The bank has made significant financial strides by reducing its non-performing loans from $230 million at year-end 2011 to $98 million at the end of 2012, through loan work-outs and packaged sales to individuals and institutional buyers. As a result, the bank increased its capital ratio from about 4 percent at year-end 2011 to 4.6 percent at the end of 2012.
U.S. Century, a Hispanic-oriented community bank, has been operating under a regulatory enforcement action since June 2011 that required it to boost capital, among other issues.
After hiring investment bankers and searching for new capital, U.S. Century agreed Aug. 31 to be sold to C1 Bank. The deal would have infused $100 million into the bank but would have given U.S. Century’s shareholders just $2.5 million, or 1.7 cents on the dollar for their $150.1 million investment.

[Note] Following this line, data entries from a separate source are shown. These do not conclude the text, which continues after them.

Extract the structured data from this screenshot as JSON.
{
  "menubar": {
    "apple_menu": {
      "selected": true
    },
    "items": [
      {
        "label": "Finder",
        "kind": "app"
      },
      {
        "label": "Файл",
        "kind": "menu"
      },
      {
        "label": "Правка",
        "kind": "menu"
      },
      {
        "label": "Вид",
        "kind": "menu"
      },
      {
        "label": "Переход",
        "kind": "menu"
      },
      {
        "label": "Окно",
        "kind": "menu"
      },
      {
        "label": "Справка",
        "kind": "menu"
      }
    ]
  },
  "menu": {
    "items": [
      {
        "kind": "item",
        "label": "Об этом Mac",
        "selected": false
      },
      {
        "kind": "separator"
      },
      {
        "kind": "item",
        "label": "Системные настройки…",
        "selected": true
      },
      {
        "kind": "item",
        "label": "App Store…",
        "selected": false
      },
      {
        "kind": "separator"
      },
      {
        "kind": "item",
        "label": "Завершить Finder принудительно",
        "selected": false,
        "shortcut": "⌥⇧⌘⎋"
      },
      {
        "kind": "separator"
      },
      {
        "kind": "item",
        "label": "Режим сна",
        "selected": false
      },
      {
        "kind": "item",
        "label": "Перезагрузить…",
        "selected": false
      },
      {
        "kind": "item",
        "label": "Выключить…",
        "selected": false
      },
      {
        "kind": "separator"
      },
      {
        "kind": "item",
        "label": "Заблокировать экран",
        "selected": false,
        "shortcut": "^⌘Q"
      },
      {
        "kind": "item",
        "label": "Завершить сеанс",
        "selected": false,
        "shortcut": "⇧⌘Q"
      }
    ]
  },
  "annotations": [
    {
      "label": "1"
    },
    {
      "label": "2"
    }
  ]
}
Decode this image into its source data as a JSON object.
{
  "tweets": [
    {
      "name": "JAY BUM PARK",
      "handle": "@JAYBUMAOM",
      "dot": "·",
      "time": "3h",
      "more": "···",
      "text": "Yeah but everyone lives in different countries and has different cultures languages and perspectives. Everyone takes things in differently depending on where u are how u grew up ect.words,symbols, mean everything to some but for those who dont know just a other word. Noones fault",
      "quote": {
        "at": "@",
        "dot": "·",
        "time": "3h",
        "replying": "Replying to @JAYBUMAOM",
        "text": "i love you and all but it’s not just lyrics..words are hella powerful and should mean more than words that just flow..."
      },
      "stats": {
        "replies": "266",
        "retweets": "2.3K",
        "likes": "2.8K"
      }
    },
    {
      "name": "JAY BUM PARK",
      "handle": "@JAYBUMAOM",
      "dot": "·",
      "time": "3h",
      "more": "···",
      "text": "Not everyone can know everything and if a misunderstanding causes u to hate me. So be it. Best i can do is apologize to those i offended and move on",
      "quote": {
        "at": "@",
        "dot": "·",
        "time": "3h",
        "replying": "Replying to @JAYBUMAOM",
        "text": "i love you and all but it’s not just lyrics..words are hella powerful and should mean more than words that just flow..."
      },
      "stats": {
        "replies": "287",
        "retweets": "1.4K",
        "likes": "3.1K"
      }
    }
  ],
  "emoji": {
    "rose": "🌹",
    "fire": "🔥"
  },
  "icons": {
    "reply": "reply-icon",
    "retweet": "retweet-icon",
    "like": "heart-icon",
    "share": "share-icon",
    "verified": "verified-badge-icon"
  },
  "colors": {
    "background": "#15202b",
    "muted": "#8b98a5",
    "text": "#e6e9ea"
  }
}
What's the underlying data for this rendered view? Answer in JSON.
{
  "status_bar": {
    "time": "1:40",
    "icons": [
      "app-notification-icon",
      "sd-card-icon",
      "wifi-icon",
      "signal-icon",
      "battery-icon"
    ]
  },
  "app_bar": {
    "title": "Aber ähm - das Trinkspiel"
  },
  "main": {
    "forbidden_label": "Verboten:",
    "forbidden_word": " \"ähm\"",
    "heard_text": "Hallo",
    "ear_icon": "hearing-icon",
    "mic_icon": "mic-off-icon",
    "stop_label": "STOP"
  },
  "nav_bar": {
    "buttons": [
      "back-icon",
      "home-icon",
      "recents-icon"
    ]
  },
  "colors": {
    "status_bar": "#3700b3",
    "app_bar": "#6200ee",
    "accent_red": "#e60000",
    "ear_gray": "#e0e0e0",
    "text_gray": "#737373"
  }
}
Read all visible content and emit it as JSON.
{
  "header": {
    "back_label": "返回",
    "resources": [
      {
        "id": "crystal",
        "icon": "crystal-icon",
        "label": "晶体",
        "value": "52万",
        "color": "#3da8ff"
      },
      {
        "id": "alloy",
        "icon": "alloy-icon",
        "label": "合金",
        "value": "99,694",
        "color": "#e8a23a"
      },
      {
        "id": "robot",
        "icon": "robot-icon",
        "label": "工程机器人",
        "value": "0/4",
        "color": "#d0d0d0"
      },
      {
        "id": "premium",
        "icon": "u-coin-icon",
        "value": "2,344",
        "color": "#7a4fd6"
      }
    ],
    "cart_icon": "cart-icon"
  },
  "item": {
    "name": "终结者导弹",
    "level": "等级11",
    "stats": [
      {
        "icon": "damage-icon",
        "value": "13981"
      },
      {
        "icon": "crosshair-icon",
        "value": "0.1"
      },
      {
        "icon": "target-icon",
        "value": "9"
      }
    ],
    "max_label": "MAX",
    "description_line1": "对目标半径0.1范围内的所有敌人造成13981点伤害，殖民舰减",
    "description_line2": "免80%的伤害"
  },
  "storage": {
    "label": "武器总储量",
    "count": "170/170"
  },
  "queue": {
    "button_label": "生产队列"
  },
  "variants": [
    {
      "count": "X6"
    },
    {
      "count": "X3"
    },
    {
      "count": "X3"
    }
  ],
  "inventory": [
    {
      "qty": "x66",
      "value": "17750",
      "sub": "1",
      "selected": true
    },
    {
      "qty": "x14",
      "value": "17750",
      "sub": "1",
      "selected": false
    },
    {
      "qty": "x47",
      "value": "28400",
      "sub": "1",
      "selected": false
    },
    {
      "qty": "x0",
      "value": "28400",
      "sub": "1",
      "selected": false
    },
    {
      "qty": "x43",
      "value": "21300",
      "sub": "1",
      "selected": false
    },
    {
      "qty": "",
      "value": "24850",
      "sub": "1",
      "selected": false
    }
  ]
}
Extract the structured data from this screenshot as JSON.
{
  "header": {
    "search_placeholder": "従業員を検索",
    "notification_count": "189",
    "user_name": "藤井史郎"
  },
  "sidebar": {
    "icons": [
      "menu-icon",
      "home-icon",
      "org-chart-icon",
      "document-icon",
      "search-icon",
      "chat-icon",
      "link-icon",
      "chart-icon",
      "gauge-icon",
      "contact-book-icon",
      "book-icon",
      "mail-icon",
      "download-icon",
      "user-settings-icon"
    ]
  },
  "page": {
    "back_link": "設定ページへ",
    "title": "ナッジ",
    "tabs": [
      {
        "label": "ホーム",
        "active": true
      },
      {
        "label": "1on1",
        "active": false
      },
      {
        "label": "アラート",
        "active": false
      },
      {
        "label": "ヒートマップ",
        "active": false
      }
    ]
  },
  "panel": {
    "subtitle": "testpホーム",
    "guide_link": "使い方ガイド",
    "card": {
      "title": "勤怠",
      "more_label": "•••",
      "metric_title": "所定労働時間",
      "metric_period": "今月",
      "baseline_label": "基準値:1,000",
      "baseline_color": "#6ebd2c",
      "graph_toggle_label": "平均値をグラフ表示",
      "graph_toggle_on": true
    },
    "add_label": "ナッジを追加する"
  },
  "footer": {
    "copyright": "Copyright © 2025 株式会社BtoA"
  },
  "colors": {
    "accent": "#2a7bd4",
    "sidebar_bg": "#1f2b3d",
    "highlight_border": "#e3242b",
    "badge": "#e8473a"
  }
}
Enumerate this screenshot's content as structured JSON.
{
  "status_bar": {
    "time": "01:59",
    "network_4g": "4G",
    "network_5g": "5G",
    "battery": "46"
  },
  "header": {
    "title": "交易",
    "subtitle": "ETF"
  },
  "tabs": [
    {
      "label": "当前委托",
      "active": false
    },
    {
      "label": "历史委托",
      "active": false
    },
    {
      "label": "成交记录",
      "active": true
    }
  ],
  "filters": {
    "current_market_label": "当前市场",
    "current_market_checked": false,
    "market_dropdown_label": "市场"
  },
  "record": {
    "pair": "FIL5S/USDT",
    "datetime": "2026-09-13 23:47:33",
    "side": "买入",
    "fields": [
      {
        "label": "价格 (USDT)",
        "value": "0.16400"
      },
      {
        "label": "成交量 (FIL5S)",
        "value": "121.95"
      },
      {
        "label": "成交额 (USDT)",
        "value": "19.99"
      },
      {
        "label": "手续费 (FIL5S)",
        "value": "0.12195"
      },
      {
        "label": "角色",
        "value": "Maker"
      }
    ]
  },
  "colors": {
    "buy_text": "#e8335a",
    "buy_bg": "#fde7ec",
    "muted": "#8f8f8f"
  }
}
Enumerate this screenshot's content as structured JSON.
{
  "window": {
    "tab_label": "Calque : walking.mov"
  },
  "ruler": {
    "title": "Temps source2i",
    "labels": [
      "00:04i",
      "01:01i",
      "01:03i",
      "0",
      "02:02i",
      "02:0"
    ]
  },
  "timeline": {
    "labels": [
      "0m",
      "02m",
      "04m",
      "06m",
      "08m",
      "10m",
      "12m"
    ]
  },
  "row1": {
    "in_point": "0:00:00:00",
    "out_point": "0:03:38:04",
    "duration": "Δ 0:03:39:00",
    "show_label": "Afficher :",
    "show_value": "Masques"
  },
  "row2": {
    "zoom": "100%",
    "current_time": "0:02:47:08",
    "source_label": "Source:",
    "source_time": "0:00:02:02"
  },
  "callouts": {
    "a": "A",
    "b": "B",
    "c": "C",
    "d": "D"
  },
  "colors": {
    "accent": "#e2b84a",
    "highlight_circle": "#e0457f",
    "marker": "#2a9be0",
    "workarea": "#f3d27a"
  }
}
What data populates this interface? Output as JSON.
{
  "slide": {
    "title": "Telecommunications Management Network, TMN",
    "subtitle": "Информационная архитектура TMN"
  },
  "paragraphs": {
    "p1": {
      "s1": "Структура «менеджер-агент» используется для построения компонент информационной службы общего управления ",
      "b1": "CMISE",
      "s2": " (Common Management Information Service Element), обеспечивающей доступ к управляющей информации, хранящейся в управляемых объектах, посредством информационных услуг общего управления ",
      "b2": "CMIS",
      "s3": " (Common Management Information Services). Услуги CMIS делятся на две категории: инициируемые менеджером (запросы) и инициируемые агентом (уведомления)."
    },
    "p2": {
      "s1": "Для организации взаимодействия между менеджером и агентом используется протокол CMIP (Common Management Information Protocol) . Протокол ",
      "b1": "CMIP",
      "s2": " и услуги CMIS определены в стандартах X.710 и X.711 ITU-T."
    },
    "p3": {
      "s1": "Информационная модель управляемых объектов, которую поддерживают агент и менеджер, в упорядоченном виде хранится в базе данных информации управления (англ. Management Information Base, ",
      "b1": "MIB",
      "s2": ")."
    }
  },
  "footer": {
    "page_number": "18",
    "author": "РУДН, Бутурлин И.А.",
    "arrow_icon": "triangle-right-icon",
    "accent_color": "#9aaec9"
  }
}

C1 called off the deal in December, paving the way for the investor group led by Tate and Rok.
“Things happen for a reason,” said Dávila, who joined the bank in late August.
The Tate-led investor group had made an unsolicited offer while the C1 deal was still underway, but did not want to get involved in litigation, and decided to take a wait-and-see approach, Dávila said.
“Once it [the C1 deal] fell through, they decided to move forward,” he said.
Shareholders had buzzed about a better offer from Tate during a meeting in November to approve the C1 deal.
“For the right transaction, for the shareholders and us, if it makes sense, we would be interested in talking,” Tate had said in December. He did not return recent calls seeking comment.
If the recapitalization is completed, it would put U.S. Century “close” to regulators’ requirement of an 8 percent capital ratio, with zero non-performing loans, Dávila said.